Adult ADHD: Treatment of a Grown-up Disorder

Edward M. DeSimone II, RPh, PhD, FAPhA; Kellie Busby, PharmD Candidate


US Pharmacist. 2014;39(1):52-57. 

In This Article

Abstract and Introduction


Attention-deficit/hyperactivity disorder (ADHD) is often thought of as a disorder of childhood, but approximately one-half of individuals who exhibit ADHD early in life will go on to have persistent symptoms into adulthood. These symptoms generally differ in presentation from the typical presentation of a school-aged child with hyperactivity and academic difficulties. Further complicating the picture is the fact that co-occurring psychiatric disorders that were not apparent during an individual's younger years can present in later adolescence. Therefore, the diagnosis and treatment of symptomatic patients can change over time, requiring some similar and some unique approaches to therapeutically managing ADHD in adults.
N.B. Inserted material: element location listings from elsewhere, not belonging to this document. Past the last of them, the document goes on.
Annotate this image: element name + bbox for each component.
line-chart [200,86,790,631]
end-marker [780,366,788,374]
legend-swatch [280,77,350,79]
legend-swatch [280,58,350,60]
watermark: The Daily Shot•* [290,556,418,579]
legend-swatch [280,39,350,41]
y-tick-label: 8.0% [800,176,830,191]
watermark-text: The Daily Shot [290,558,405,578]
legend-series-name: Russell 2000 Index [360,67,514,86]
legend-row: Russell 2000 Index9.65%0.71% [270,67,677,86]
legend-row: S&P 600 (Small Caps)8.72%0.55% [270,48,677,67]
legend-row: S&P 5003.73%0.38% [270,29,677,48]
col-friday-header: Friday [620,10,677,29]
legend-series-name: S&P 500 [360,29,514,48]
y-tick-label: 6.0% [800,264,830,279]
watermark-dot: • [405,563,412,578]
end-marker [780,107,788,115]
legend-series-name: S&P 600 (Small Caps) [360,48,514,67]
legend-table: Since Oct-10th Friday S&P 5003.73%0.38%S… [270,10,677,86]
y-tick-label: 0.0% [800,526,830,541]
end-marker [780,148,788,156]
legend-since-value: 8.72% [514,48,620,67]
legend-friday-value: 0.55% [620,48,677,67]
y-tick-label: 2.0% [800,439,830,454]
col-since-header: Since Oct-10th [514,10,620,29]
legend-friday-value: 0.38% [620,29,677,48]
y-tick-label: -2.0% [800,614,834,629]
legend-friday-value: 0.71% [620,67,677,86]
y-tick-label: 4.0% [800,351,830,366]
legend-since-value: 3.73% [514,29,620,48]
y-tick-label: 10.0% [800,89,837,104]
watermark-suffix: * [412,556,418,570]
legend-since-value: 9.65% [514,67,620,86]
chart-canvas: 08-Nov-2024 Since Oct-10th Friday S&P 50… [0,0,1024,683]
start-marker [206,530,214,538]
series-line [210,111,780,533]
Attention-deficit/hyperactivity disorder (ADHD; also called attention-deficit disorder) is a neurobehavioral condition that causes impairments in concentration, impulsivity, and cognitive processing. As with many psychiatric conditions, the diagnosis of ADHD relies on subjective observations. Attempts to pinpoint the neuropathology of ADHD are ongoing. It was formerly believed that ADHD was a disorder of childhood that resolved with age. It was not until the publication of the Diagnostic and Statistical Manual of Mental Disorders, Third Edition–Revised, in 1987 that the existence of ADHD in adults was recognized, provoking the question of how patients with childhood ADHD differ from those who continue to have symptoms beyond adolescence.[1] Although this question has not been completely answered, current research has been able to increase understanding of ADHD and how to best manage the unique symptomology of the adult patient.